A 2D game with a multi-layered story
It feels like every few months now we get to experience a novel game concept that both surprises and delights. The latest in that (most welcome) trend is Lightning Rod Games’ A Fold Apart, and it couldn’t have come at a better time. While under Stay At Home orders in our town, my daughter and I have taken up arts and crafts projects to help us pass some of the time and better reconnect with each other — the hustle and bustle of corporate life typically leaves me with long days at the office and missing out on some of the daily events of a 10 year old’s life. A Fold Apart feels like it was handmade (pun intended) for this kind of circumstance, and works to not only depict how relationships change, but also to do it in a unique way: paper.
Do you remember those little paper fortune-tellers that we used to make as kids? Well, my daughter is in the age range now when those are the gimmick du jour, and we’re creating them for everything from our own daily activities to the love lives of her toys. It can lead to some weird narrative outcomes for plastic pieces (Did you know a fuzzy dog can fall in love with a robot while on vacation on Mars, and have human children? Now you do!) but they’re structure there. Paper seems loose and thin and easy to tear, but when folded and assembled correctly it can have a certain strength and rigidity. A Fold Apart centers itself on this exact idea, using paper as a metaphor for love and relationships.
The game tells the story of lovers separated by distance; one is a free-willed soul while the other works relentlessly at their job. At the onset of the game, we’re offered a choice to make the pair more of a parallel of our own lives, and allow us to better connect to the plot. It deals with very real relationship issues (distance, fear, happiness) that we all have, and the characters’ two sides of the story intertwine to better help us understand their motivations.
Two sides to a story, two sides to a sheet of paper. This is amplified by the two-tone color choice of the game, letting one character focus on cool blues and the other on warm tones. It all complements the dual nature of the story and the actual puzzle solving mechanic.
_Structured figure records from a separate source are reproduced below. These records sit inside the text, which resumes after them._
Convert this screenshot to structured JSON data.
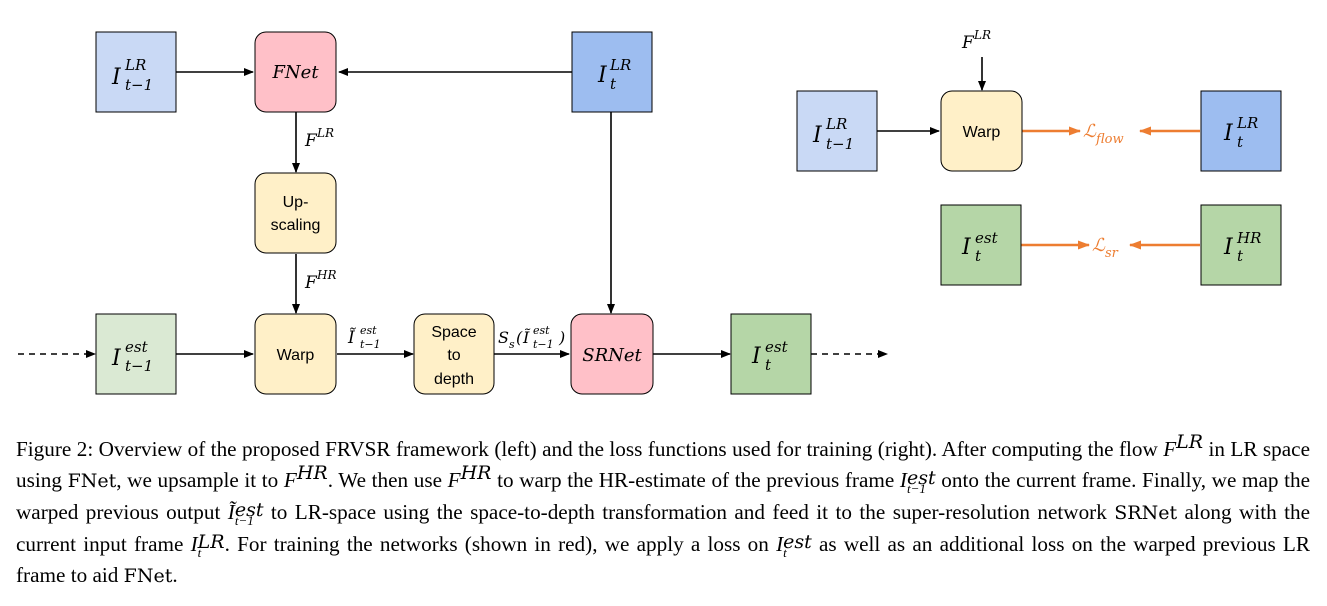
{
  "diagram": {
    "left": {
      "prev_lr": {
        "base": "I",
        "sup": "LR",
        "sub": "t−1"
      },
      "fnet": "FNet",
      "curr_lr": {
        "base": "I",
        "sup": "LR",
        "sub": "t"
      },
      "f_lr_label": {
        "base": "F",
        "sup": "LR"
      },
      "upscaling": [
        "Up-",
        "scaling"
      ],
      "f_hr_label": {
        "base": "F",
        "sup": "HR"
      },
      "prev_est": {
        "base": "I",
        "sup": "est",
        "sub": "t−1"
      },
      "warp": "Warp",
      "warped_label": {
        "base": "Ĩ",
        "sup": "est",
        "sub": "t−1"
      },
      "space_to_depth": [
        "Space",
        "to",
        "depth"
      ],
      "s2d_label": {
        "pre": "S",
        "sub1": "s",
        "open": "(",
        "base": "Ĩ",
        "sup": "est",
        "sub": "t−1",
        "close": ")"
      },
      "srnet": "SRNet",
      "curr_est": {
        "base": "I",
        "sup": "est",
        "sub": "t"
      }
    },
    "right": {
      "f_lr_label": {
        "base": "F",
        "sup": "LR"
      },
      "prev_lr": {
        "base": "I",
        "sup": "LR",
        "sub": "t−1"
      },
      "warp": "Warp",
      "loss_flow": {
        "base": "ℒ",
        "sub": "flow"
      },
      "curr_lr": {
        "base": "I",
        "sup": "LR",
        "sub": "t"
      },
      "est": {
        "base": "I",
        "sup": "est",
        "sub": "t"
      },
      "loss_sr": {
        "base": "ℒ",
        "sub": "sr"
      },
      "hr": {
        "base": "I",
        "sup": "HR",
        "sub": "t"
      }
    },
    "colors": {
      "light_blue": "#c9d9f5",
      "mid_blue": "#9dbdf0",
      "pink": "#ffc0c8",
      "yellow": "#fff0c8",
      "light_green": "#dae9d3",
      "mid_green": "#b5d6a7",
      "orange": "#ed7d31"
    }
  },
  "caption": {
    "p01": "Figure 2: Overview of the proposed FRVSR framework (left) and the loss functions used for training (right). After computing the flow ",
    "p02_base": "F",
    "p02_sup": "LR",
    "p03": " in LR space using ",
    "p04": "FNet",
    "p05": ", we upsample it to ",
    "p06_base": "F",
    "p06_sup": "HR",
    "p07": ". We then use ",
    "p08_base": "F",
    "p08_sup": "HR",
    "p09": " to warp the HR-estimate of the previous frame ",
    "p10_base": "I",
    "p10_sup": "est",
    "p10_sub": "t−1",
    "p11": " onto the current frame. Finally, we map the warped previous output ",
    "p12_base": "Ĩ",
    "p12_sup": "est",
    "p12_sub": "t−1",
    "p13": " to LR-space using the space-to-depth transformation and feed it to the super-resolution network ",
    "p14": "SRNet",
    "p15": " along with the current input frame ",
    "p16_base": "I",
    "p16_sup": "LR",
    "p16_sub": "t",
    "p17": ". For training the networks (shown in red), we apply a loss on ",
    "p18_base": "I",
    "p18_sup": "est",
    "p18_sub": "t",
    "p19": " as well as an additional loss on the warped previous LR frame to aid ",
    "p20": "FNet",
    "p21": "."
  }
}
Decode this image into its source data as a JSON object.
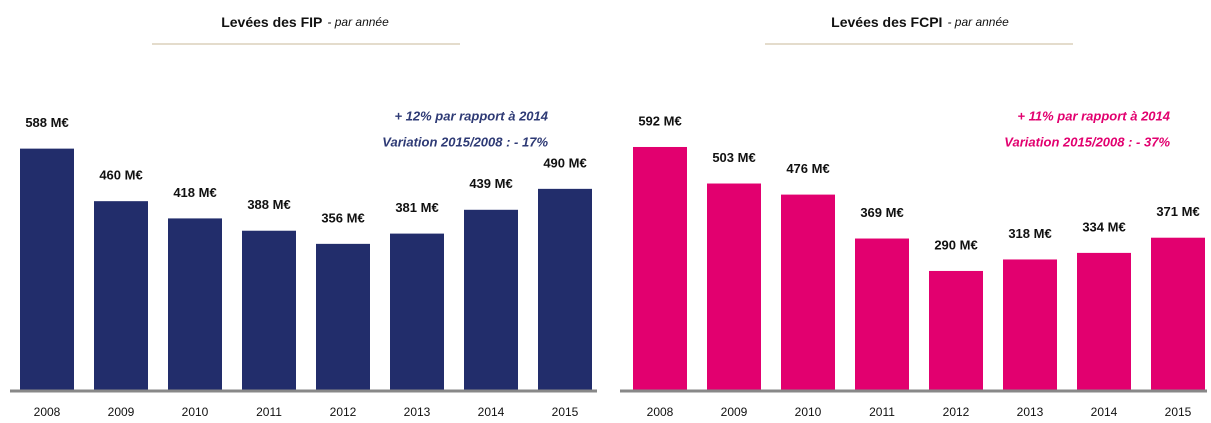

The structure of the game is a linear 2D puzzle platformer, and as we walk the characters across the stage (think of it as a play on Broadway more than an arcade-like adventure) we often come to obstacles and broken platforms that can only be passed if we fold the edges of the screen onto itself. So, for instance, if we’re playing as “Blue” and are blocked by a gap, we can fold the paper to reveal part of the “Red” stage that includes a path. We can then walk over and continue our current journey. When we solve these puzzles it feels like we’re bringing the couple (or their emotions) closer together by introducing elements of the other’s journey onto our own. And, if for some reason we can’t solve a puzzle easily, a few more folds of the paper later and we have our solution. We can even sometimes flip the page to the neutral side of the world, which sort of acts as a balance point in between their viewpoints, as if we’re slowly oscillating back and forth towards a level plane.
It comes off as very easy to understand at first, if we’re just thinking about it as a game, but once those layers start to peel away we end up getting more and more pulled into the story. In fact, I kind of found myself cheering them on, hoping their relationship issues get resolved.
A Fold Apart isn’t a long game, either. Pushing the paper analogy a bit further, it’s a lot like an afternoon Summer novella that takes three or so hours to tell a part of a greater story without overstepping its bounds. It’s charming, it’s lovely (the art style alone is worth a pickup), and the puzzles are enjoyable. It makes us slightly more appreciative of the different things we go through in relationships, and how some issues are easy to get through while others take work and work and work from both sides.
A Fold Apart is now available on Switch, Apple Arcade, PC, PS4, and Xbox One.
This review is based on an eShop code sent to SideQuesting by the publisher.